We have seen extracts of a meeting that reported on the progress of street cleaning along Wan Po Road, which runs past Lohas Park to the landfill. This road has the distinction of being washed six times a day - eight times a day at Lohas Park. This is presumably because the residents don't like refuse trucks running along the road. This is the problem with living in a residential development built in the middle of an industrial estate. But there is more.

Taxpayers will be delighted to hear that the trees along the road are washed regularly. This occurs under the watchful eye of none other than officers from the Environmental Protection Department.

All eyes on Hibor review

We mentioned some weeks after the Libor scandal broke that perhaps we should be concerned about the Hong Kong interbank offered rate (Hibor), which is set in much the same way as the troubled Libor. Hibor is set by a panel of 20 banks in Hong Kong. The benchmark has been operating for 20 years and the panel's operation is reviewed by the market practice committee of the Treasury Markets Association every two years. But we see the Hong Kong Association of Banks is to review the benchmark. People will be watching this with some interest as most mortgages are tied to Hibor.

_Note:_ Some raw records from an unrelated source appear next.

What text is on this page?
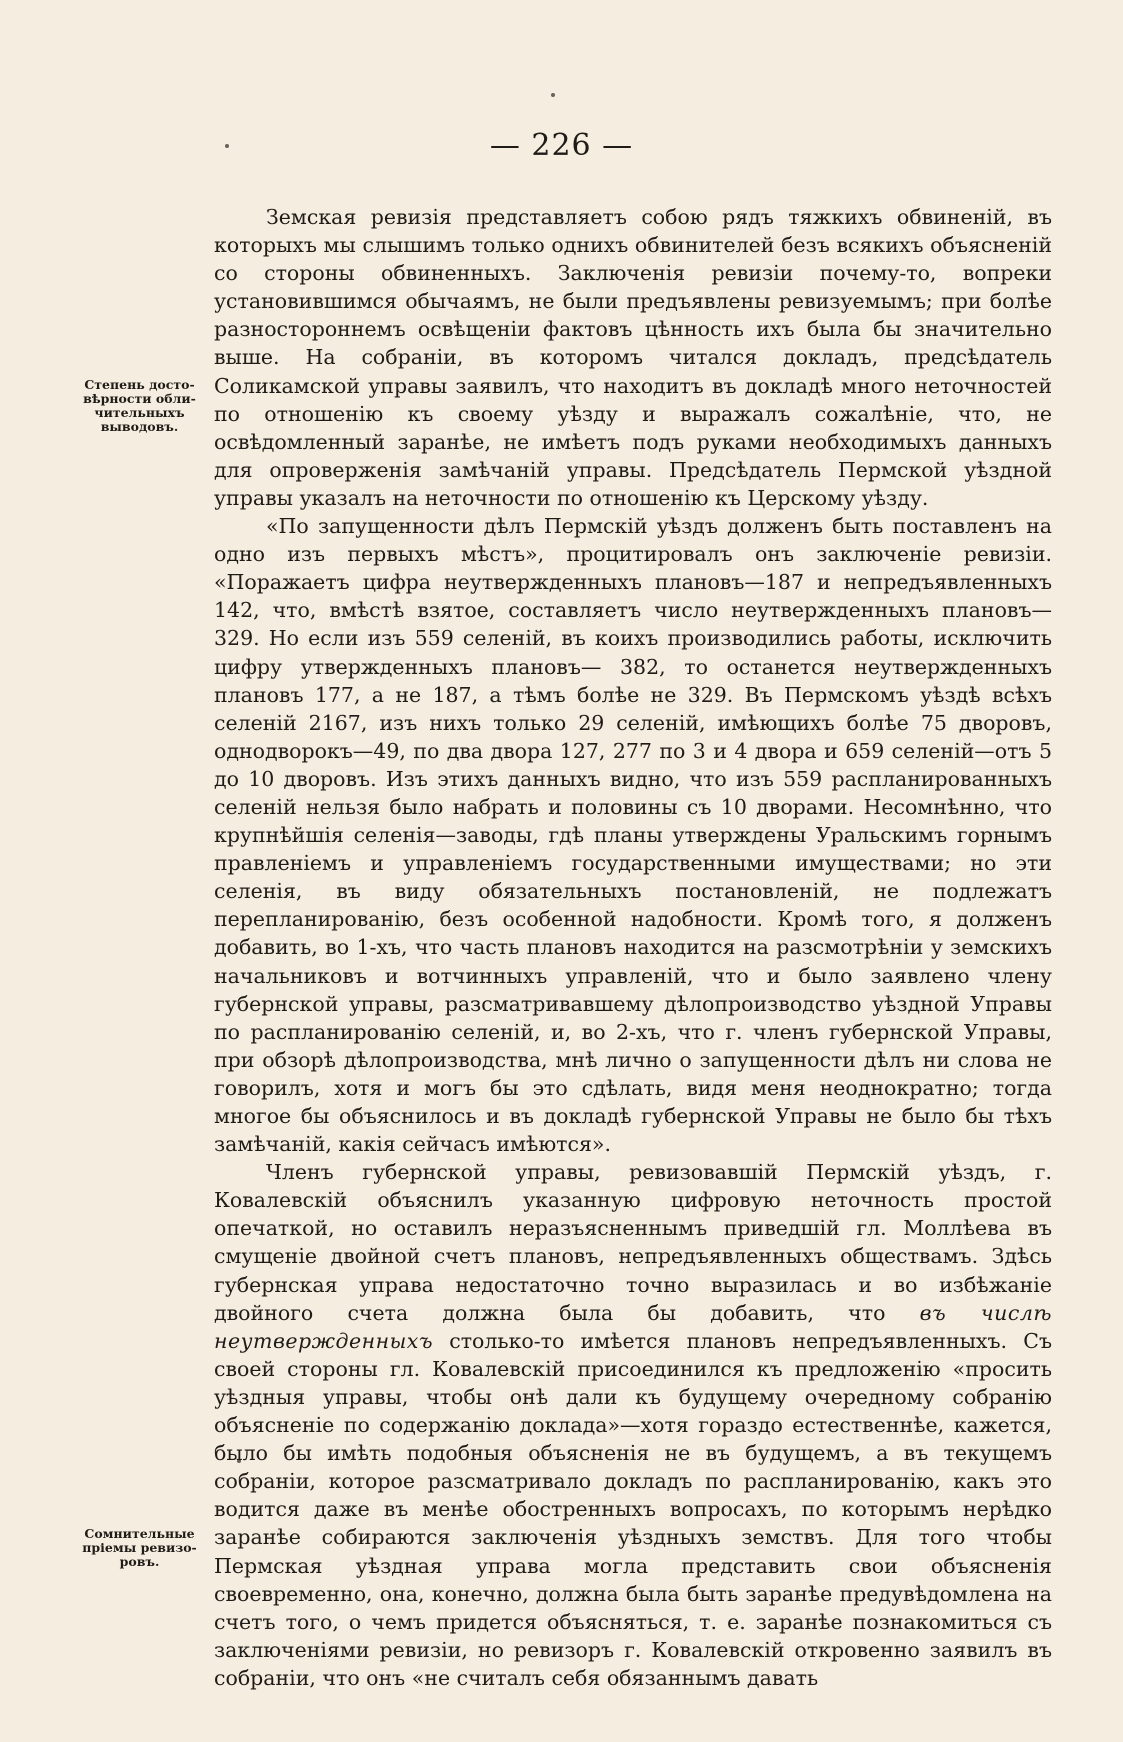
— 226 —
Степень досто-
вѣрности обли-
чительныхъ
выводовъ.
Сомнительные
пріемы ревизо-
ровъ.

Земская ревизія представляетъ собою рядъ тяжкихъ обвиненій, въ которыхъ мы слышимъ только однихъ обвинителей безъ всякихъ объясненій со стороны обвиненныхъ. Заключенія ревизіи почему-то, вопреки установившимся обычаямъ, не были предъявлены ревизуемымъ; при болѣе разностороннемъ освѣщеніи фактовъ цѣнность ихъ была бы значительно выше. На собраніи, въ которомъ читался докладъ, предсѣдатель Соликамской управы заявилъ, что находитъ въ докладѣ много неточностей по отношенію къ своему уѣзду и выражалъ сожалѣніе, что, не освѣдомленный заранѣе, не имѣетъ подъ руками необходимыхъ данныхъ для опроверженія замѣчаній управы. Предсѣдатель Пермской уѣздной управы указалъ на неточности по отношенію къ Церскому уѣзду.

«По запущенности дѣлъ Пермскій уѣздъ долженъ быть поставленъ на одно изъ первыхъ мѣстъ», процитировалъ онъ заключеніе ревизіи. «Поражаетъ цифра неутвержденныхъ плановъ—187 и непредъявленныхъ 142, что, вмѣстѣ взятое, составляетъ число неутвержденныхъ плановъ—329. Но если изъ 559 селеній, въ коихъ производились работы, исключить цифру утвержденныхъ плановъ— 382, то останется неутвержденныхъ плановъ 177, а не 187, а тѣмъ болѣе не 329. Въ Пермскомъ уѣздѣ всѣхъ селеній 2167, изъ нихъ только 29 селеній, имѣющихъ болѣе 75 дворовъ, однодворокъ—49, по два двора 127, 277 по 3 и 4 двора и 659 селеній—отъ 5 до 10 дворовъ. Изъ этихъ данныхъ видно, что изъ 559 распланированныхъ селеній нельзя было набрать и половины съ 10 дворами. Несомнѣнно, что крупнѣйшія селенія—заводы, гдѣ планы утверждены Уральскимъ горнымъ правленіемъ и управленіемъ государственными имуществами; но эти селенія, въ виду обязательныхъ постановленій, не подлежатъ перепланированію, безъ особенной надобности. Кромѣ того, я долженъ добавить, во 1-хъ, что часть плановъ находится на разсмотрѣніи у земскихъ начальниковъ и вотчинныхъ управленій, что и было заявлено члену губернской управы, разсматривавшему дѣлопроизводство уѣздной Управы по распланированію селеній, и, во 2-хъ, что г. членъ губернской Управы, при обзорѣ дѣлопроизводства, мнѣ лично о запущенности дѣлъ ни слова не говорилъ, хотя и могъ бы это сдѣлать, видя меня неоднократно; тогда многое бы объяснилось и въ докладѣ губернской Управы не было бы тѣхъ замѣчаній, какія сейчасъ имѣются».

Членъ губернской управы, ревизовавшій Пермскій уѣздъ, г. Ковалевскій объяснилъ указанную цифровую неточность простой опечаткой, но оставилъ неразъясненнымъ приведшій гл. Моллѣева въ смущеніе двойной счетъ плановъ, непредъявленныхъ обществамъ. Здѣсь губернская управа недостаточно точно выразилась и во избѣжаніе двойного счета должна была бы добавить, что въ числѣ неутвержденныхъ столько-то имѣется плановъ непредъявленныхъ. Съ своей стороны гл. Ковалевскій присоединился къ предложенію «просить уѣздныя управы, чтобы онѣ дали къ будущему очередному собранію объясненіе по содержанію доклада»—хотя гораздо естественнѣе, кажется, было бы имѣть подобныя объясненія не въ будущемъ, а въ текущемъ собраніи, которое разсматривало докладъ по распланированію, какъ это водится даже въ менѣе обостренныхъ вопросахъ, по которымъ нерѣдко заранѣе собираются заключенія уѣздныхъ земствъ. Для того чтобы Пермская уѣздная управа могла представить свои объясненія своевременно, она, конечно, должна была быть заранѣе предувѣдомлена на счетъ того, о чемъ придется объясняться, т. е. заранѣе познакомиться съ заключеніями ревизіи, но ревизоръ г. Ковалевскій откровенно заявилъ въ собраніи, что онъ «не считалъ себя обязаннымъ давать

Don't bank on job security

A gloomy piece in the online Financial News says that the flood of investment bankers into Hong Kong after the global financial crisis may soon end in tears. While it once looked like a safe haven compared with London and New York, that is no longer the case, with investment banking revenues down by a quarter year-on-year. Equity capital market revenues are down 40 per cent for Asia ex-Japan, compared with 2011. Not only is there less activity but fees are slumping. The report says investment banks have priced initial public offerings cheaply to build market share and win sales business. Mainland banks have also been muscling in, increasing competition and squeezing fees. IPO clients are getting more demanding, and now that more banks are joining in, the pie has to be shared among more players. The paper concludes: 'So far, IB layoffs in Asia have been just a trickle. Without an unexpected pick-up in activity or an overhaul of the business model, though, the job losses could turn into a flood.'

Citi on a winning streak

They are cock a hoop at Citi, where its latest deal advising CNOOC on its US$15 billion acquisition of Canadian oil producer Nexen makes it the leading firm in cross border M&A for the year so far. It was in 23rd position for the same period last year. It has so far worked on deals worth US$27 billion, which puts it some way ahead of its rivals Credit Suisse, with US$11.4 billion, JP Morgan US$3.4 billion and Goldman Sachs at US$2.6 billion.